Christmas Küsses from Hotspvrre
Dear Subscribers,
Hey, thanks for hanging out with Tales Told Out Of School. It’s so great you’re here. If you have any suggestions at all for presentation formats, ways I could wise up, try a new thing, train myself or break a bad habit, please type a comment. Some have already said, cut away and go to voice-over narrative, and intersperse scenes. That sounds great. I will do that.
These are the stories that got me cancelled in 2016. By cancelled, I mean, they cost me $500,000 in salary, and a holistic spirit murder which has taken my family years to outlast.
I added to these stories into 2019. Even today, I tweak phrases, but I’m done with them. They were in rough draft form beginning in 2014 on Google’s Blogger. Far more incendiary than my Facebook post on February 29, 2016, trashing the school-to-prison pipeline joke of Michelle Alexander, or even quoting kids saying, “whoring train” about Como Park’s football players standing in a line for oral sex from a white girl in 2015, Tales Told Out of School shook the gossamer cages of white women activists in Saint Paul, Minnesota, who then sicced keyboard cowgirls on me and my family.
The people who cancel are killers. They kill with fake compassion. They snatch a banner of hurt like racism, ableism, Islamo- or trans-phobia, then seek and destroy a suspect who fits that description. They obliterate your reputation, ruin your associations, neutralize your earning potential, and leave you good as dead. I mean dead with absolute prosecutorial conviction. They are killers in every way except stopping bloodflow.
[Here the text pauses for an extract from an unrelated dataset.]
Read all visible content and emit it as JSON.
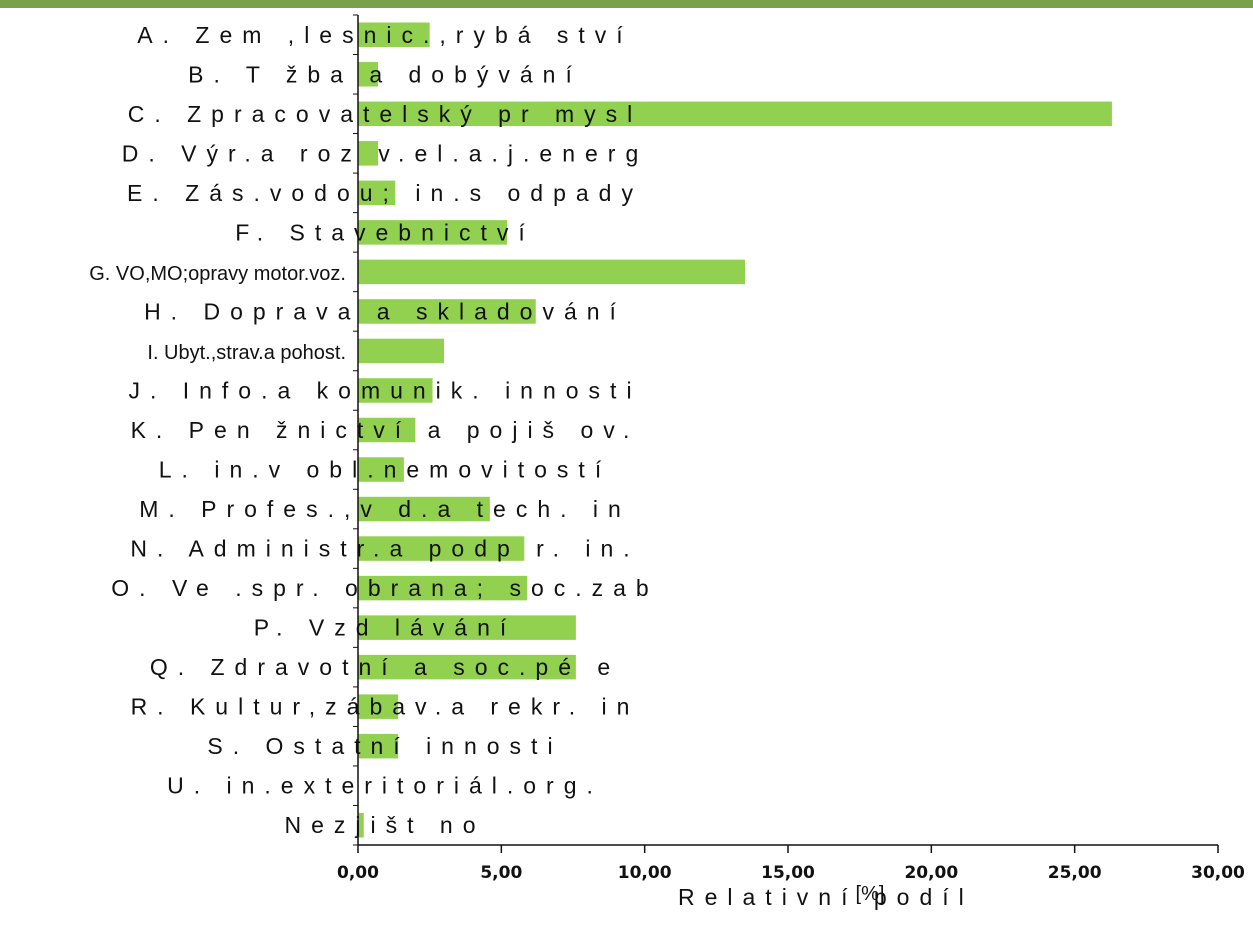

I am talking about poisonous white women, several of them in-home daycare providers with no relationship to Como Park High School, and others quite clever activists, like Andrea Morisette-Grazzini, Beth Hawkins, Beth Jackson, Joanne Hodgeman, and Emily Flower. These sad white women’s brains exploded onto social media when, among urban dialect, I also used my 20-year mastery of AAVE, African American Vernacular English, in portraying fictional children students. Even my teacher union attorney whose dues I paid my whole career, Meg Luger, called me a racist and told me I had no right to use such fluency. She seemed apoplectic in 2016 that I possessed such skill, let alone swung it around liberally in my blog, like, with impunity! She and business agent Leah Lindeman’s expressions said in that union conference room, How could you! Why wasn’t I ashamed of myself? Again, they are white women who worked for the Saint Paul Federation of [then] Teachers.
Anyway, it’s actually a really good thing for my writing that I took on the vow of silence my lawyer warned me to uphold, lest I faced termination. Weird things happen to you when you are murdered. Your mind jokes, stories warp in a curved fun show mirror, true memories leak through a sieve fast as your friends leave, and your self-esteem dribbles as from a coroner’s floor drain.
Now I’m brand-new.
Now I’ve gotten to shine up the pieces and pop them out fully formed. There’s no substitute for decent fiction.
This is the fun part. Drafting was a blast in 2014. Revision through 2019 sucked, but I learned a ton from my mentor, Jane Resh Thomas, and my phenomenal writing group, themselves great authors with eagle eyes and dispassionate advice. Thank you, Katy, Laurie, Julie, Shari, Bruce, and all the others who have been to group and dared to share your own work. You are brilliant. I love listening to your stories.
I will keep bringing this silly stuff to you. Thank you so much — again — for being subscribers! You have made this past year so fun!